Gallyas silver staining

For silver staining, paraffin-embedded tissue on slides were rehydrated in xylene and series of ethanol solutions (100%, 90%, and 70%) followed by a washes in dH₂O. Sections were incubated in 5% periodic acid for 5 min, washed twice in dH₂O for 5 min and placed in alkaline silver iodide (4% sodium hydroxide, 10% potassium iodide and 0.035% silver nitrate in 100 mL dH₂O) for 1 min. Following a 10 min wash step in 0.5% acetic acid, the sections were placed in developer solution for 5–10 min until desired staining was achieved (Stock solution I: 5% sodium carbonate in water; Stock solution II: 0.2% ammonium nitrate, 0.2% silver nitrate, 1% tungstosilicic acid in water; Stock solution III: 0.2% ammonium nitrate, 0.2% silver nitrate, 1% tungstosilicic acid, 0.73% formaldehyde in water; 3 volumes of stock solution II added to 10 volumes of stock solution I followed by 7 volumes of stock solution III).
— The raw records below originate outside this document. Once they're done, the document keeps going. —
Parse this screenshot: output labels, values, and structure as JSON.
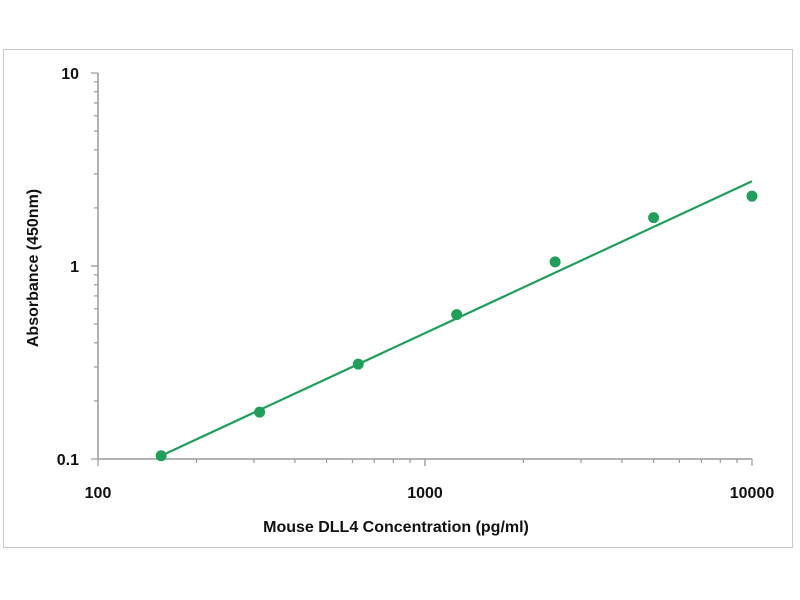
{
  "chart_data": {
    "type": "scatter",
    "title": "",
    "xlabel": "Mouse DLL4 Concentration (pg/ml)",
    "ylabel": "Absorbance (450nm)",
    "x_scale": "log",
    "y_scale": "log",
    "xlim": [
      100,
      10000
    ],
    "ylim": [
      0.1,
      10
    ],
    "x_ticks": [
      "100",
      "1000",
      "10000"
    ],
    "y_ticks": [
      "0.1",
      "1",
      "10"
    ],
    "grid": false,
    "legend": "none",
    "series": [
      {
        "x": [
          156,
          312,
          625,
          1250,
          2500,
          5000,
          10000
        ],
        "y": [
          0.104,
          0.175,
          0.31,
          0.56,
          1.05,
          1.78,
          2.3
        ]
      }
    ],
    "fit_line": {
      "x": [
        156,
        10000
      ],
      "y": [
        0.104,
        2.75
      ]
    },
    "colors": {
      "series": "#1e9f5a",
      "axis": "#9a9a9a",
      "text": "#111111"
    }
  }
}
Subsequently, sections were washed in 0.5% acetic acid for 3 min, rinsed in dH₂O for 5 min and incubated in 0.1% gold chloride for 5 min. After a 5-min rinse in dH₂O, sections were incubated in 1% sodium thiosulphate for 5 min and rinsed in tap water. Sections were counterstained with nuclear fast red (Thermo Fisher Scientific, Waltham, MA) according to manufacturer’s instructions. Slides were dehydrated in ethanol solutions (70%, 90%, and 100%) and xylene before they were covered with Cytoseal (Thermo Fisher Scientific, Waltham, MA). Slides were digitally scanned using an Aperio Slide Scanner AT2 instrument (40X magnification; Aperio Technologies Inc., Vista, CA).